The general prognosis of patients with lymphangitis carcinomatosis is poor with an average survival of only three months in historical series[1]. Patients included in the study of Dennstedt et al. (six patients with an average age of 26 years and a primary gastric tumour) had a mean survival time of only 22 days after their first admission to hospital[14]. Anatomopathological examination revealed an adenocarcinoma of the diffuse type in all of the patients[18]. Moreover, both the patient in the study of Desigan[6] and our patient had an adenocarcinoma with focal signet cell carcinoma, which is associated with a worse prognosis[12, 20], although there are publications that didn’t show a prognostic effect[21].

We might therefore conclude that an adenocarcinoma of the diffuse type might be a predictor for lymphangitic carcinomatosis.
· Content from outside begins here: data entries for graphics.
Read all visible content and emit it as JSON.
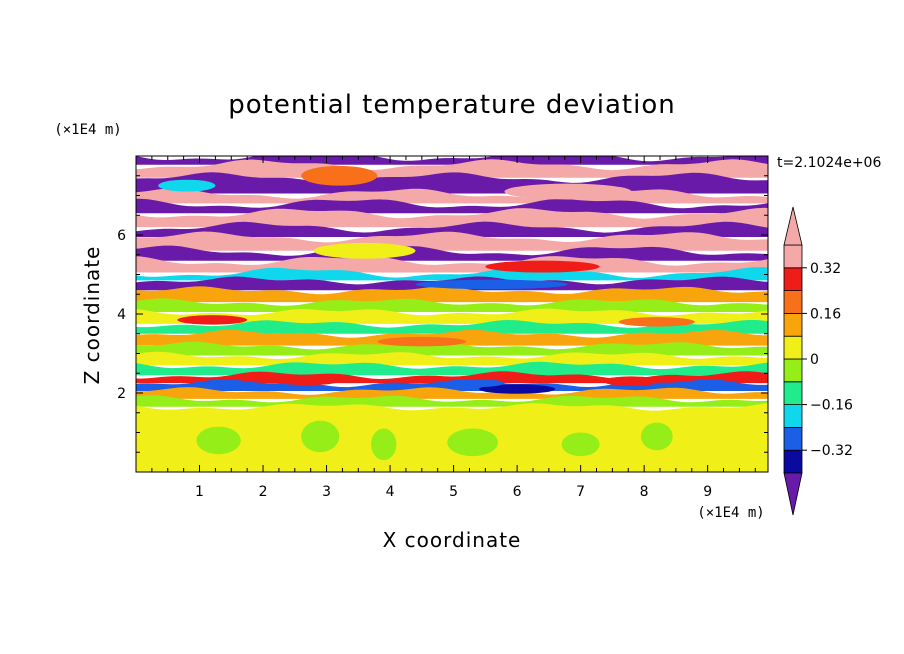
{
  "chart_data": {
    "type": "heatmap",
    "title": "potential temperature deviation",
    "xlabel": "X coordinate",
    "ylabel": "Z coordinate",
    "x_unit": "(×1E4 m)",
    "y_unit": "(×1E4 m)",
    "time_label": "t=2.1024e+06",
    "xlim": [
      0,
      9.95
    ],
    "ylim": [
      0,
      8
    ],
    "x_ticks": [
      1,
      2,
      3,
      4,
      5,
      6,
      7,
      8,
      9
    ],
    "y_ticks": [
      2,
      4,
      6
    ],
    "x_tick_labels": [
      "1",
      "2",
      "3",
      "4",
      "5",
      "6",
      "7",
      "8",
      "9"
    ],
    "y_tick_labels": [
      "2",
      "4",
      "6"
    ],
    "grid": false,
    "legend": "right",
    "colorbar": {
      "levels": [
        -0.4,
        -0.32,
        -0.24,
        -0.16,
        -0.08,
        0,
        0.08,
        0.16,
        0.24,
        0.32,
        0.4
      ],
      "tick_values": [
        0.32,
        0.16,
        0,
        -0.16,
        -0.32
      ],
      "tick_labels": [
        "0.32",
        "0.16",
        "0",
        "−0.16",
        "−0.32"
      ],
      "colors": [
        "#6a1aa8",
        "#0a0aa0",
        "#1a5fe6",
        "#10d8ec",
        "#20ec8c",
        "#96ee18",
        "#f0f018",
        "#f8a40c",
        "#f8701a",
        "#f01c18",
        "#f4a8a8"
      ],
      "extend": "both"
    },
    "bands": [
      {
        "zmin": 7.78,
        "zmax": 8.0,
        "value": -0.45
      },
      {
        "zmin": 7.45,
        "zmax": 7.78,
        "value": 0.45
      },
      {
        "zmin": 7.05,
        "zmax": 7.45,
        "value": -0.45
      },
      {
        "zmin": 6.8,
        "zmax": 7.05,
        "value": 0.45
      },
      {
        "zmin": 6.55,
        "zmax": 6.8,
        "value": -0.45
      },
      {
        "zmin": 6.2,
        "zmax": 6.55,
        "value": 0.45
      },
      {
        "zmin": 5.95,
        "zmax": 6.2,
        "value": -0.45
      },
      {
        "zmin": 5.6,
        "zmax": 5.95,
        "value": 0.45
      },
      {
        "zmin": 5.35,
        "zmax": 5.6,
        "value": -0.45
      },
      {
        "zmin": 5.05,
        "zmax": 5.35,
        "value": 0.45
      },
      {
        "zmin": 4.85,
        "zmax": 5.05,
        "value": -0.2
      },
      {
        "zmin": 4.6,
        "zmax": 4.85,
        "value": -0.45
      },
      {
        "zmin": 4.3,
        "zmax": 4.6,
        "value": 0.1
      },
      {
        "zmin": 4.05,
        "zmax": 4.3,
        "value": -0.05
      },
      {
        "zmin": 3.75,
        "zmax": 4.05,
        "value": 0.05
      },
      {
        "zmin": 3.5,
        "zmax": 3.75,
        "value": -0.1
      },
      {
        "zmin": 3.2,
        "zmax": 3.5,
        "value": 0.1
      },
      {
        "zmin": 2.95,
        "zmax": 3.2,
        "value": -0.05
      },
      {
        "zmin": 2.7,
        "zmax": 2.95,
        "value": 0.05
      },
      {
        "zmin": 2.45,
        "zmax": 2.7,
        "value": -0.1
      },
      {
        "zmin": 2.25,
        "zmax": 2.45,
        "value": 0.3
      },
      {
        "zmin": 2.05,
        "zmax": 2.25,
        "value": -0.3
      },
      {
        "zmin": 1.85,
        "zmax": 2.05,
        "value": 0.15
      },
      {
        "zmin": 1.65,
        "zmax": 1.85,
        "value": -0.05
      },
      {
        "zmin": 0.0,
        "zmax": 1.65,
        "value": 0.04
      }
    ],
    "features": [
      {
        "x": 3.2,
        "z": 7.5,
        "w": 1.2,
        "h": 0.25,
        "value": 0.2
      },
      {
        "x": 6.8,
        "z": 7.1,
        "w": 2.0,
        "h": 0.2,
        "value": 0.45
      },
      {
        "x": 0.8,
        "z": 7.25,
        "w": 0.9,
        "h": 0.15,
        "value": -0.2
      },
      {
        "x": 3.6,
        "z": 5.6,
        "w": 1.6,
        "h": 0.2,
        "value": 0.0
      },
      {
        "x": 6.4,
        "z": 5.2,
        "w": 1.8,
        "h": 0.15,
        "value": 0.3
      },
      {
        "x": 5.6,
        "z": 4.75,
        "w": 2.4,
        "h": 0.12,
        "value": -0.3
      },
      {
        "x": 1.2,
        "z": 3.85,
        "w": 1.1,
        "h": 0.12,
        "value": 0.3
      },
      {
        "x": 4.5,
        "z": 3.3,
        "w": 1.4,
        "h": 0.12,
        "value": 0.2
      },
      {
        "x": 8.2,
        "z": 3.8,
        "w": 1.2,
        "h": 0.12,
        "value": 0.2
      },
      {
        "x": 2.7,
        "z": 2.3,
        "w": 1.0,
        "h": 0.1,
        "value": 0.3
      },
      {
        "x": 6.0,
        "z": 2.1,
        "w": 1.2,
        "h": 0.12,
        "value": -0.35
      },
      {
        "x": 7.8,
        "z": 2.3,
        "w": 0.9,
        "h": 0.12,
        "value": 0.3
      },
      {
        "x": 5.4,
        "z": 2.25,
        "w": 0.8,
        "h": 0.1,
        "value": -0.25
      },
      {
        "x": 1.3,
        "z": 0.8,
        "w": 0.7,
        "h": 0.35,
        "value": -0.05
      },
      {
        "x": 2.9,
        "z": 0.9,
        "w": 0.6,
        "h": 0.4,
        "value": -0.05
      },
      {
        "x": 3.9,
        "z": 0.7,
        "w": 0.4,
        "h": 0.4,
        "value": -0.05
      },
      {
        "x": 5.3,
        "z": 0.75,
        "w": 0.8,
        "h": 0.35,
        "value": -0.05
      },
      {
        "x": 7.0,
        "z": 0.7,
        "w": 0.6,
        "h": 0.3,
        "value": -0.05
      },
      {
        "x": 8.2,
        "z": 0.9,
        "w": 0.5,
        "h": 0.35,
        "value": -0.05
      }
    ]
  }
}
The number of patients is too small to make definitive conclusions.

Conclusion

It is important to consider the possibility of lymphangitic carcinomatosis in patients with: progressive dyspnoea; no other known causes of interstitial lung disease; or an interstitial pattern demonstrated on CT or chest radiographs. When there is doubt about the exact diagnosis, a biopsy must be performed in order not to lose time for starting the necessary treatment, even in young patients where a malignancy is not expected.

Consent

Written informed consent for publication of the clinical details and clinical images was obtained from the patient.